Le métro arrive au Flon vers dix-huit heures. Les portes s'ouvrent, une variété de voyageurs embarquent, d'abord timidement et puis il y a comme une bourrée, un type avec une valise à roulettes entre rapidement et puis d'autres derrière lui, qui s'entassent tous dans l'espace entre les portières. Et parmi ce groupe, une dame d'une septantaine d'années, longs cheveux blancs, imper, lunettes. Mais quelque chose attire l'œil vers le bas de son corps, ses jambes: un pansement qui entoure son mollet droit. Elle est chaussée de ballerines brunes. Subitement elle braille contre le type à la valise à roulettes. Il l'a bousculée, il ne peut pas faire attention, ou quoi? Puis viennent des bordées d'injures: "Sale Français!" Mal éduqués, les Français. Autour, certains font semblant de rien; on croise quelques regards médusés, d'autres, réprobateurs. "Et vous vous excusez même pas!" Le type dit à voix basse: "Je n'ai même pas eu le temps..." "Sale Français! Race de merde! Rentrez chez vous, venez pas nous faire chier ici!" La vieille est furieuse, ça jette un froid. En tête de rame, une fille invisible tente de monter en symétrie sur la question du racisme, mais la vieille est trop haut dans la colère. Plus personne ne parle. Mais déjà le métro se tortille pour gagner la voie de gauche, car cette rame va rebrousser. Je me dis que si le train s'arrête brusquement, comme cela arrive, la vieille, qui ne se tient pas aux appuis, risque de tomber... Peut-être même devra-t-elle s'agripper au type qu'elle insulte. Elle aura l'air maline! Je profite de ce qu'elle se prépare à sortir pour la dévisager. Rien dans son aspect ne laisse présager une telle harpie. Sa jambe doit la faire souffrir. Un point de fragilité. Être dans la foule, ainsi handicapée, la terrorise. Alors la colère et l'invective deviennent des armes. Elle veut faire un vide autour d'elle. On marque l'arrêt souplement. Les portières s'ouvrent, tout le monde sort et envahit le quai étroit, le couloir sombre. Elle se met prudemment sur le côté, dans le recoin. Au moment où je passe, elle hurle dans mon dos: "Pendulaires de merde!"

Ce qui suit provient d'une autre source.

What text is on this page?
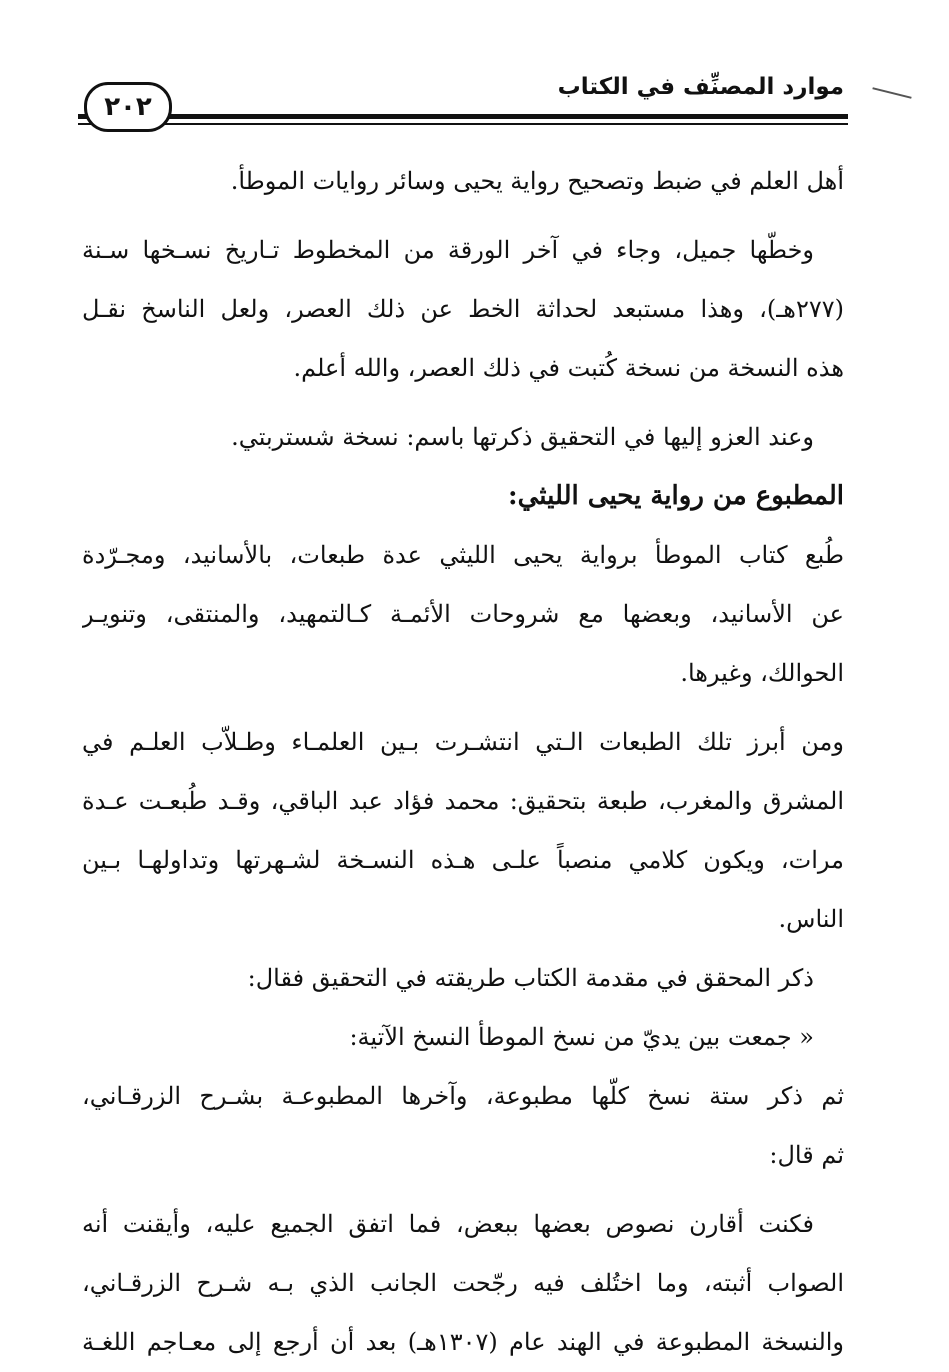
موارد المصنِّف في الكتاب
٢٠٢
أهل العلم في ضبط وتصحيح رواية يحيى وسائر روايات الموطأ.
وخطّها جميل، وجاء في آخر الورقة من المخطوط تـاريخ نسـخها سـنة
(٢٧٧هـ)، وهذا مستبعد لحداثة الخط عن ذلك العصر، ولعل الناسخ نقـل
هذه النسخة من نسخة كُتبت في ذلك العصر، والله أعلم.
وعند العزو إليها في التحقيق ذكرتها باسم: نسخة شستربتي.
المطبوع من رواية يحيى الليثي:
طُبع كتاب الموطأ برواية يحيى الليثي عدة طبعات، بالأسانيد، ومجـرّدة
عن الأسانيد، وبعضها مع شروحات الأئمـة كـالتمهيد، والمنتقى، وتنويـر
الحوالك، وغيرها.
ومن أبرز تلك الطبعات الـتي انتشـرت بـين العلمـاء وطـلاّب العلـم في
المشرق والمغرب، طبعة بتحقيق: محمد فؤاد عبد الباقي، وقـد طُبعـت عـدة
مرات، ويكون كلامي منصباً علـى هـذه النسـخة لشـهرتها وتداولهـا بـين
الناس.
ذكر المحقق في مقدمة الكتاب طريقته في التحقيق فقال:
« جمعت بين يديّ من نسخ الموطأ النسخ الآتية:
ثم ذكر ستة نسخ كلّها مطبوعة، وآخرها المطبوعـة بشـرح الزرقـاني،
ثم قال:
فكنت أقارن نصوص بعضها ببعض، فما اتفق الجميع عليه، وأيقنت أنه
الصواب أثبته، وما اختُلف فيه رجّحت الجانب الذي بـه شـرح الزرقـاني،
والنسخة المطبوعة في الهند عام (١٣٠٧هـ) بعد أن أرجع إلى معـاجم اللغـة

Je monte dans le train de Genève, une place côté fenêtre. Un type vient s'installer en face de moi, à peu près mon âge, un peu ventru, lunettes. Baskets en textile noir. De l'autre côté du couloir, un beau brun s'affaire sur deux claviers, l'un de PC et l'autre de ce qui me paraît être un instrument de musique. Derrière lui, un groupe de trois personnes, deux filles dont je ne vois que les pieds, sous la banquette, et un type d'environ trente-cinq ou quarante ans, style business, en costard, qui me fait face dans la diagonale. Enfin, dans mon dos, derrière la cloison vitrée, un jeune gamer (probablement la tête dans des écouteurs), évoque à voix trop haute sa partie en cours avec un ami. Se plaint de lenteurs de connexion qui provoquent des phénomènes inhabituels dans le déroulement de son jeu. On subit donc une conversation totalement étrange, irréelle, inconcevable il y a vingt ou trente ans.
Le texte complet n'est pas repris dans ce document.